Mit dieser Formel sucht SVERWEIS nun dem in der ersten Tabelle in Zelle B3 stehenden Eintrag als Suchkriterium. In der zweiten Tabelle, die von der Zelle C3 bis E15 reicht, wird nach genau diesem Kriterium gesucht. Der Spaltenindex steht auf zwei, und weil als Bereich_Verweis FALSCH angegeben ist, werden nur die exakten Treffer ausgegeben.

4. Mögliche Fehlermeldungen

Wenn Sie häufig mit Excel arbeiten, dann werden Sie es schon wissen: Bei der Anwendung von Formeln verzeiht das Tool auch den kleinsten Fehler nicht. Die Einrichtung des SVERWEIS bildet da leider keine Ausnahme.

Oft werden die Fehlermeldungen im Ausgabefeld angezeigt (dazu kommen wir gleich). Wenn Sie stattdessen jedoch Suchergebnisse geliefert bekommen, die Ihren Erwartungen vollkommen zuwiderlaufen, dann könnte es sein, dass bei Bereich_Verweis eine Verwechslung vorliegt und Sie WAHR statt FALSCH bzw. vice versa eingetragen haben.

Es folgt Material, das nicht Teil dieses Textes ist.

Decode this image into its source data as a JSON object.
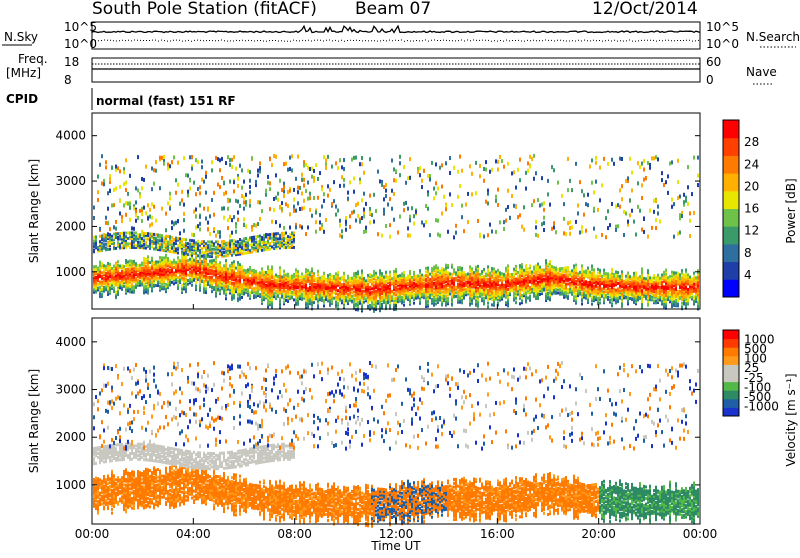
{
  "header": {
    "station": "South Pole Station (fitACF)",
    "beam": "Beam 07",
    "date": "12/Oct/2014"
  },
  "noise_panel": {
    "left_label": "N.Sky",
    "right_label": "N.Search",
    "left_ticks": [
      "10^5",
      "10^0"
    ],
    "right_ticks": [
      "10^5",
      "10^0"
    ]
  },
  "freq_panel": {
    "left_label_1": "Freq.",
    "left_label_2": "[MHz]",
    "right_label": "Nave",
    "left_ticks": [
      "18",
      "8"
    ],
    "right_ticks": [
      "60",
      "0"
    ],
    "cpid_label": "CPID",
    "cpid_value": "normal (fast) 151 RF"
  },
  "colors": {
    "power_scale": [
      "#0000ff",
      "#1e3ea8",
      "#2f6fa0",
      "#3a9a6a",
      "#6ec24a",
      "#e8e600",
      "#ffb000",
      "#ff7a00",
      "#ff4000",
      "#ff0000"
    ],
    "velocity_scale": [
      "#1a33cc",
      "#1e5fa6",
      "#2e8a64",
      "#52b848",
      "#c8c8c0",
      "#c8c8c0",
      "#ff9a1a",
      "#ff7a00",
      "#ff3a00",
      "#ff0000"
    ]
  },
  "chart_data": [
    {
      "type": "heatmap",
      "title": "",
      "xlabel": "",
      "ylabel": "Slant Range [km]",
      "xlim": [
        "00:00",
        "24:00"
      ],
      "ylim": [
        180,
        4500
      ],
      "yticks": [
        1000,
        2000,
        3000,
        4000
      ],
      "colorbar": {
        "label": "Power [dB]",
        "ticks": [
          4,
          8,
          12,
          16,
          20,
          24,
          28
        ],
        "range": [
          0,
          30
        ]
      },
      "bands": [
        {
          "description": "main echo band",
          "t_start": 0,
          "t_end": 24,
          "range_center_km": [
            900,
            1050,
            900,
            700,
            700,
            850,
            800,
            700,
            700,
            750,
            700
          ],
          "level": 24
        },
        {
          "description": "upper echo band",
          "t_start": 0,
          "t_end": 8,
          "range_center_km": [
            1650,
            1700,
            1750,
            1650
          ],
          "level": 12
        }
      ]
    },
    {
      "type": "heatmap",
      "title": "",
      "xlabel": "Time UT",
      "ylabel": "Slant Range [km]",
      "xlim": [
        "00:00",
        "24:00"
      ],
      "ylim": [
        180,
        4500
      ],
      "yticks": [
        1000,
        2000,
        3000,
        4000
      ],
      "xticks": [
        "00:00",
        "04:00",
        "08:00",
        "12:00",
        "16:00",
        "20:00",
        "00:00"
      ],
      "colorbar": {
        "label": "Velocity [m s⁻¹]",
        "ticks": [
          "1000",
          "500",
          "100",
          "25",
          "-25",
          "-100",
          "-500",
          "-1000"
        ]
      }
    }
  ],
  "x_axis_label": "Time UT",
  "x_ticks": [
    "00:00",
    "04:00",
    "08:00",
    "12:00",
    "16:00",
    "20:00",
    "00:00"
  ]
}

Vielleicht haben Sie ja auch die Tabelle nur falsch sortiert? Das kann vorkommen, wenn man die Formel manuell anfertigt. Der im SVWERWEIS gesuchte Begriff muss in der Klammer immer ganz links stehen, sonst werden unter Umständen falsche Ergebnisse angezeigt.

Damit zu den Fehlermeldungen.

Nicht selten tritt der #REF-Fehler auf – und zwar dann, wenn Sie als Spaltenindex eine Spaltennummer angeben, die in der Tabelle gar nicht vorkommt. Das kann besonders dann der Fall sein, wenn Sie sich bei der Spaltenzahl einfach vertippen. Schließlich kommt es oft genug vor, dass man im Ziffernblock beispielsweise die 5 drückt und dabei versehentlich auch eine der umliegenden Zifferntasten erwischt.

Dann wird aus der bloßen 5 ganz schnell eine 54 oder 65. Und diese Spalte existiert in Ihrer Tabelle möglicherweise nieEine weitere Fehlermeldung, mit der man es beim SVERWEIS hin und wieder zu tun hat, ist #NV. Diese Anzeige erscheint, wenn man sich in der Formel auf ein Excel-Feld bezieht, das keinen passenden oder überhaupt keinen Inhalt hat.

Vielleicht fehlt in der Formel aber auch eine bestimmte Variable, möglicherweise geht es nur um einen Wert, der nicht angegeben worden ist. In jedem Fall ist es hilfreich, die Formel Schritt für Schritt noch einmal auf Herz und Nieren zu prüfen, bis Sie den Fehler gefunden haben.

Der Erfahrung nach kommt es beim SVERWEIS eher zu Fehlern, wenn man die Formel frei Hand erstellt. Nutzen Sie dagegen – wie oben beschrieben – das Dialogfenster von Excel über den Klick auf das Funktionssymbol (fx), dann ist die Gefahr falscher Eingaben deutlich geringer.